More than 10,000 minors were murdered in Mexico between 2010 and 2017, according to a new report by the United Nations Children’s Fund (UNICEF).
Just over three-quarters of the 10,547 homicide victims were male — boys and teenagers, UNICEF México said in its 2018 annual report.
Issued yesterday, the report said that violence against minors is on the rise.
“We had an average of three [murders of minors] per day until around five or six years ago. Now, we have about four homicides [per day], according to government statistics, and that is very concerning, it’s serious,” UNICEF said.
Minors aged between 12 and 17 are most vulnerable to deadly violence, the report revealed, accounting for 78% of all homicides in the seven-year period.
UNICEF also said that at the end of 2017 around 20% of missing persons were minors and that girls and teenaged females made up 60% of that figure.
UNICEF representative Christian Skoog told a press conference yesterday that criminal groups prey on children and expose them to risks which in some cases cost them their lives.
“Children are used in illicit activities because they don’t have the same culpability [as adults] . . . That’s why they’re subject to being victims and are attracted by organized crime, because they cannot have the same culpability and that’s dangerous,” he said.
Testimony from a minor included in a report about the prosecution of children published by the National Institute of Statistics and Geography (Inegi) last month provided anecdotal evidence that cartels target children for the reason cited by the UNICEF official.
“They [criminal groups] recruit . . . minors because they get out [of juvenile detention centers] more quickly and they put them to work again,” said the minor, who was identified only as Hugo.
Judges cannot impose prison sentences on children younger than 14, the Inegi report said, and the maximum sentence for minors aged between 14 and 17 is five years’ imprisonment, even in the case of serious crimes such as armed robbery, rape and intentional homicide.
Hugo also said that cartels pay the legal fees for minors in trouble with the law and give money to their families, which acts as an incentive for them to stay within the ranks of organized crime.
Skoog urged authorities to “create opportunities” for vulnerable children – one in two Mexican children live in conditions of poverty, according to UNICEF – so that “they don’t have to join illicit activities and [succumb to] the influence of organized crime.”

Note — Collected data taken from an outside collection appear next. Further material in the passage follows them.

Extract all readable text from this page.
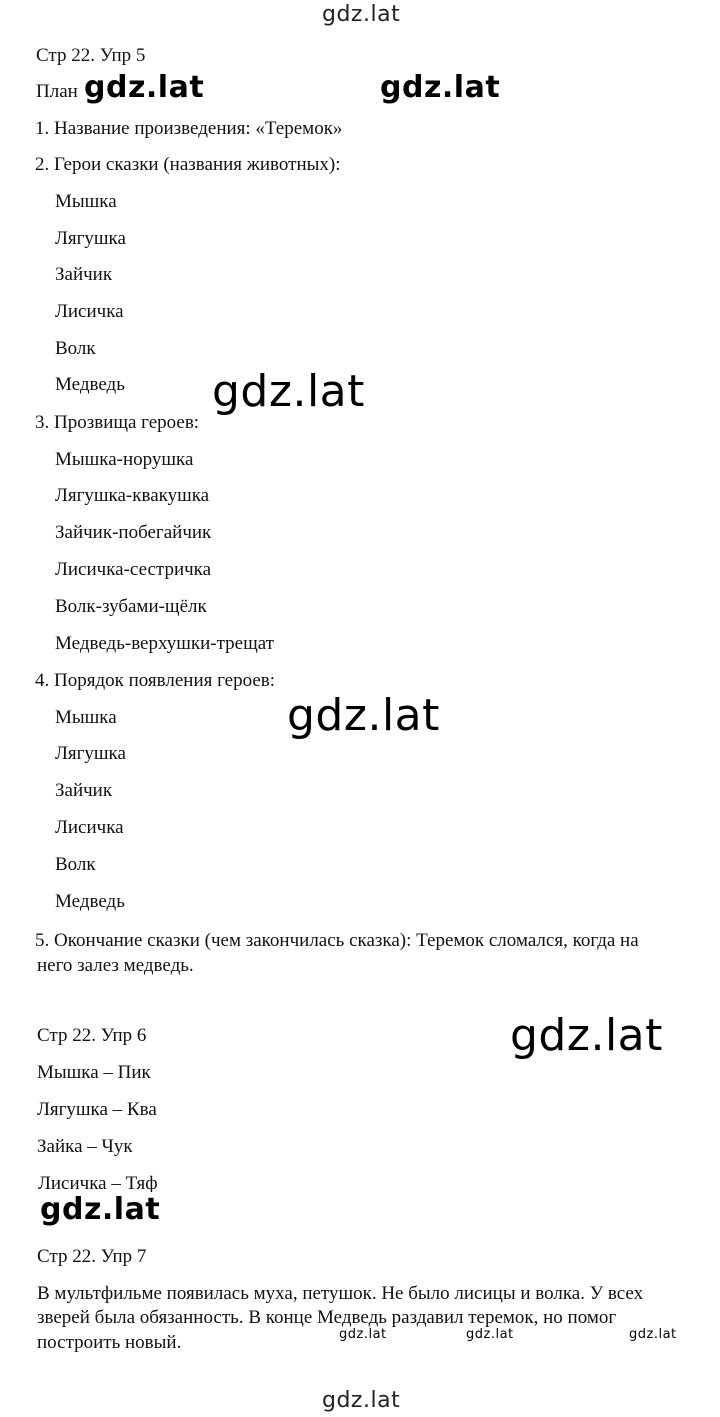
gdz.lat
gdz.lat	gdz.lat
gdz.lat
gdz.lat
gdz.lat
gdz.lat
gdz.lat	gdz.lat	gdz.lat
gdz.lat
Стр 22. Упр 5
План
1. Название произведения: «Теремок»
2. Герои сказки (названия животных):
Мышка
Лягушка
Зайчик
Лисичка
Волк
Медведь
3. Прозвища героев:
Мышка-норушка
Лягушка-квакушка
Зайчик-побегайчик
Лисичка-сестричка
Волк-зубами-щёлк
Медведь-верхушки-трещат
4. Порядок появления героев:
Мышка
Лягушка
Зайчик
Лисичка
Волк
Медведь
5. Окончание сказки (чем закончилась сказка): Теремок сломался, когда на
него залез медведь.
Стр 22. Упр 6
Мышка – Пик
Лягушка – Ква
Зайка – Чук
Лисичка – Тяф
Стр 22. Упр 7
В мультфильме появилась муха, петушок. Не было лисицы и волка. У всех
зверей была обязанность. В конце Медведь раздавил теремок, но помог
построить новый.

However, he also noted that children are also increasingly becoming victims of violence in their own homes.
Statistics for 2019 show that children continue to lose their lives in large numbers as an epidemic of violence sweeps the country.
During the first quarter of this year, 285 minors were murdered, according to a report by the Network for Children’s Rights in Mexico (Redim).
Guanajuato recorded the highest number of homicides of minors, with 35, followed by Veracruz and Nuevo León, with 20 and 18 homicides respectively.
Redim said that for every 100 investigations into the murder of a minor, there is only one conviction.
It urged authorities to implement a strategy to combat violence against children that is supported by the full weight of the law and most importantly, sufficient funding.